While music trends, record labels and the fortunes of the industry itself have waxed and waned, Far Out has proven astonishingly durable, releasing hundreds of titles: original albums, compilations, 12-inch singles, and reissues of rare and previously unreleased work. Last year—the label’s 22nd—saw Far Out attract some of its greatest acclaim yet for the late José Mauro’s Obnoxius (one of Bandcamp’s Best Albums of 2016), originally released in a very limited quantity in 1970; it’s the first in a series of reissues focusing on the short-lived Brazilian label Quartin. This year brings much more, including new albums by pianist/composers Philippe Baden Powell and Hugo Faturoso, and saxophonist Sean Khan.

Davis concedes that operating a label—especially one with a dedicated niche audience—in the midst of such a turbulent time for music sales is an increasing challenge, but Far Out is still succeeding in its mission. “I’ve always done the same thing: just make sure you put out really good quality. I’ve had to keep administration of the company down to a minimum, always, to the point where it’s just one or two people running it. That’s always been the cost of getting the best records out, especially if you want to produce them yourself and ultimately own them, which is the long-term plan, to have a decent catalogue—which is partly why we’ve survived, because we’re got the music from our past.

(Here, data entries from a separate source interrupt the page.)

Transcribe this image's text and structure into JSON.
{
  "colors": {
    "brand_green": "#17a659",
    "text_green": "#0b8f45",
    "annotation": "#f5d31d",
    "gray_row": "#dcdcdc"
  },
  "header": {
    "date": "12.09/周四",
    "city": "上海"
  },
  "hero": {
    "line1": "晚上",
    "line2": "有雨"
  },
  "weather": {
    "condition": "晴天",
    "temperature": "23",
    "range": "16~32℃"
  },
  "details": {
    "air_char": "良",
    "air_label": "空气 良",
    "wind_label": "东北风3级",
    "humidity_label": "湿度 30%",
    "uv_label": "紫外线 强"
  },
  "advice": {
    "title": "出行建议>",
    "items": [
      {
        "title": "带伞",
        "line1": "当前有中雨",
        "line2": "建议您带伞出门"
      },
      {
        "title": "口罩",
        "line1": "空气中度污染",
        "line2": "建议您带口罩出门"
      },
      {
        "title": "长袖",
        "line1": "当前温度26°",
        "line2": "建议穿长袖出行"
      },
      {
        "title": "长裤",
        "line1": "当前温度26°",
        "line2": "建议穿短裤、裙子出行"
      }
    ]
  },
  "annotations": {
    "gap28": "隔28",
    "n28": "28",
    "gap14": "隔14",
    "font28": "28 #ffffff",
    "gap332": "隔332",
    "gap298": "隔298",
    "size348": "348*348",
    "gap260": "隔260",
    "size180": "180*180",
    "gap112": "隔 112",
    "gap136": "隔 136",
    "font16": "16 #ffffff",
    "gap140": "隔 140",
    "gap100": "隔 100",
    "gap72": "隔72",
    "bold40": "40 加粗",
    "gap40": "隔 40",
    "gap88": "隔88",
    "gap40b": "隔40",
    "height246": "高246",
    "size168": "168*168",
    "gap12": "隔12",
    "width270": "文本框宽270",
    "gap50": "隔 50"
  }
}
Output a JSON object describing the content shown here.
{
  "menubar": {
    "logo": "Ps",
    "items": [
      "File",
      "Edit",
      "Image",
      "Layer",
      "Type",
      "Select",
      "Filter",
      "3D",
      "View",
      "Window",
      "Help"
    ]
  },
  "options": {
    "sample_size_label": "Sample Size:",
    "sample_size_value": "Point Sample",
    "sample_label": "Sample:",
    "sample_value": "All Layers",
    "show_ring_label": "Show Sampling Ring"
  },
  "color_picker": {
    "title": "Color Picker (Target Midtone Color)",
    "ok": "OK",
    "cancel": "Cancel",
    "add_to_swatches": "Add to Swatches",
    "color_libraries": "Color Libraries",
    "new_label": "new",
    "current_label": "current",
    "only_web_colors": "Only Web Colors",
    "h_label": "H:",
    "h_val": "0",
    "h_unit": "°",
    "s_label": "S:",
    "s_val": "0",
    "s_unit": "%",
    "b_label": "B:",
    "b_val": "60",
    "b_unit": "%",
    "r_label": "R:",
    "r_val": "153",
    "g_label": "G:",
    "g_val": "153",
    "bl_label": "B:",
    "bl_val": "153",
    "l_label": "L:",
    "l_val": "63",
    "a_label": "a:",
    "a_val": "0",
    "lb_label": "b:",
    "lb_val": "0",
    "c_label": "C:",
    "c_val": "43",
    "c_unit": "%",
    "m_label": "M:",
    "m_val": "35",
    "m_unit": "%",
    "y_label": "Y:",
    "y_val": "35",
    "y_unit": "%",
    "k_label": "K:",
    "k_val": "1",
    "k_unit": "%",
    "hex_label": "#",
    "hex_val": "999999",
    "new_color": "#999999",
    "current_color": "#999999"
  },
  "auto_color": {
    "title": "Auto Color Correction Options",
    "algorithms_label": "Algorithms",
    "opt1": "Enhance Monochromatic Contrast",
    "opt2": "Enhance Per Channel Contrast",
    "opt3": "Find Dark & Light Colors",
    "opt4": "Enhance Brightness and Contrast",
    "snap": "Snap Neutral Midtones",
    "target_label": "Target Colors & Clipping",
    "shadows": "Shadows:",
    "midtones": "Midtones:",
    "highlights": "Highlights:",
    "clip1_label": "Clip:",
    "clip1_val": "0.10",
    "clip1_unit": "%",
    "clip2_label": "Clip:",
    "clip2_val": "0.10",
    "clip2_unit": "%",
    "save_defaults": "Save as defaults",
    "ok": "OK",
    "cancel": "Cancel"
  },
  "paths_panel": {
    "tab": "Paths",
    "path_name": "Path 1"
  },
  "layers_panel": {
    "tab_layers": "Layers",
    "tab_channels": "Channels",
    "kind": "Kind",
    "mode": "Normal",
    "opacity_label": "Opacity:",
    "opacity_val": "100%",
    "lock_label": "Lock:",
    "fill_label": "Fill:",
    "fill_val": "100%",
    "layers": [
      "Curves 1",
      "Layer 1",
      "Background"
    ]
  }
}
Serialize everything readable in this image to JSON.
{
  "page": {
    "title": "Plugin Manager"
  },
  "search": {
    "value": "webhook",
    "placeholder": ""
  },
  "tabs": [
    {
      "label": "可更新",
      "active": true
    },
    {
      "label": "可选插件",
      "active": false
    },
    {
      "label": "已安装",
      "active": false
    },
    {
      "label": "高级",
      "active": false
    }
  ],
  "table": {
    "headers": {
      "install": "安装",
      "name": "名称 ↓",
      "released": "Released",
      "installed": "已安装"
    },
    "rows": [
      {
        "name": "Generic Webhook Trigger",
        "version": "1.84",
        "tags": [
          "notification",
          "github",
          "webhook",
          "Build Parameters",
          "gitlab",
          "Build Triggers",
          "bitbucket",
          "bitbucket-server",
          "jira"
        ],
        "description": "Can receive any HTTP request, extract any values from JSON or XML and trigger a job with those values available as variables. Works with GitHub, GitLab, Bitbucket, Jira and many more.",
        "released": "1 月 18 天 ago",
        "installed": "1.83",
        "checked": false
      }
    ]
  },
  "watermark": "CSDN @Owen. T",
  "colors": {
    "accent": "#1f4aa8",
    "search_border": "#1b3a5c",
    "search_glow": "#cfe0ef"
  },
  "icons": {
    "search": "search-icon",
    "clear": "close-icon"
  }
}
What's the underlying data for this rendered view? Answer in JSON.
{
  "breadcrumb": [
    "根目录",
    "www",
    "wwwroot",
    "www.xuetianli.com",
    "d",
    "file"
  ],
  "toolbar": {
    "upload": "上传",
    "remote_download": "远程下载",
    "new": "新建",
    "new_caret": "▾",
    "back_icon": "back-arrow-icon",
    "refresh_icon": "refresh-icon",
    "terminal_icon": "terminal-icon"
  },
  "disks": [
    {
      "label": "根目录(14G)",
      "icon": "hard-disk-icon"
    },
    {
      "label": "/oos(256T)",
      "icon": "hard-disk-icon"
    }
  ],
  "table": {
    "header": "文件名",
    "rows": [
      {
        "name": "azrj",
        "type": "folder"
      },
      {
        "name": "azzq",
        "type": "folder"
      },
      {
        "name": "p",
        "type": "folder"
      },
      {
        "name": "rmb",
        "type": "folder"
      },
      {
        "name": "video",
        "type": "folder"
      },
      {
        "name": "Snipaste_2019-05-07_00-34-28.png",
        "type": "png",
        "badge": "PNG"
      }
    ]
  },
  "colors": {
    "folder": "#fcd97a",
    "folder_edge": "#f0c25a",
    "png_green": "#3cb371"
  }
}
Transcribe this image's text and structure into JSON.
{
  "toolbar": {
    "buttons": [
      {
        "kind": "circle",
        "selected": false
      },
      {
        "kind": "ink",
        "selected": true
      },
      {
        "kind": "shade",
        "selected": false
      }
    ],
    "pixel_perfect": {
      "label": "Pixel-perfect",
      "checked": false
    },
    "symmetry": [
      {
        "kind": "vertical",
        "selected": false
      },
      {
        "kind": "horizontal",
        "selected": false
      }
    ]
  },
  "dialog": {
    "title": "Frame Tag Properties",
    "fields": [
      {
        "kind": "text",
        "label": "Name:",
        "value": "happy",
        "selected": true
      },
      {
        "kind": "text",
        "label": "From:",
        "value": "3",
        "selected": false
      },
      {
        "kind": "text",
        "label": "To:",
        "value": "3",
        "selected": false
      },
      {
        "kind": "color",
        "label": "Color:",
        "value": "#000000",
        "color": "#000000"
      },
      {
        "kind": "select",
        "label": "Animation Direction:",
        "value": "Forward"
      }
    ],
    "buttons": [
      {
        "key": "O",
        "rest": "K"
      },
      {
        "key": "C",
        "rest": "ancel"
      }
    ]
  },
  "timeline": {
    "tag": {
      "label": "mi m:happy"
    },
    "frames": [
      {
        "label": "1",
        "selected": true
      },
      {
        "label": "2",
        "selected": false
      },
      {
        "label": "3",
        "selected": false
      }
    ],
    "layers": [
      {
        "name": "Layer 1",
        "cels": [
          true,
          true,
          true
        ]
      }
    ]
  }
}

I just record what people want to record. I don’t try to discourage anyone from doing what they want to do, providing they’re writing good songs. At the end of the day, somebody has got to express themselves through their music.”

Echoing Davis’s sentiments, Joyce Moreno has nothing but fond thoughts about the label with which she has now been working for 18 years. “The best thing about it is definitely the creative freedom I’ve always had, which is, for me, the most important aspect of my work. I’ve had very bad experiences before working with major recording companies, but an independent label like Far Out, whose foundations lie in creativity, is a much more rewarding place to be. I feel totally free to make my music this way.”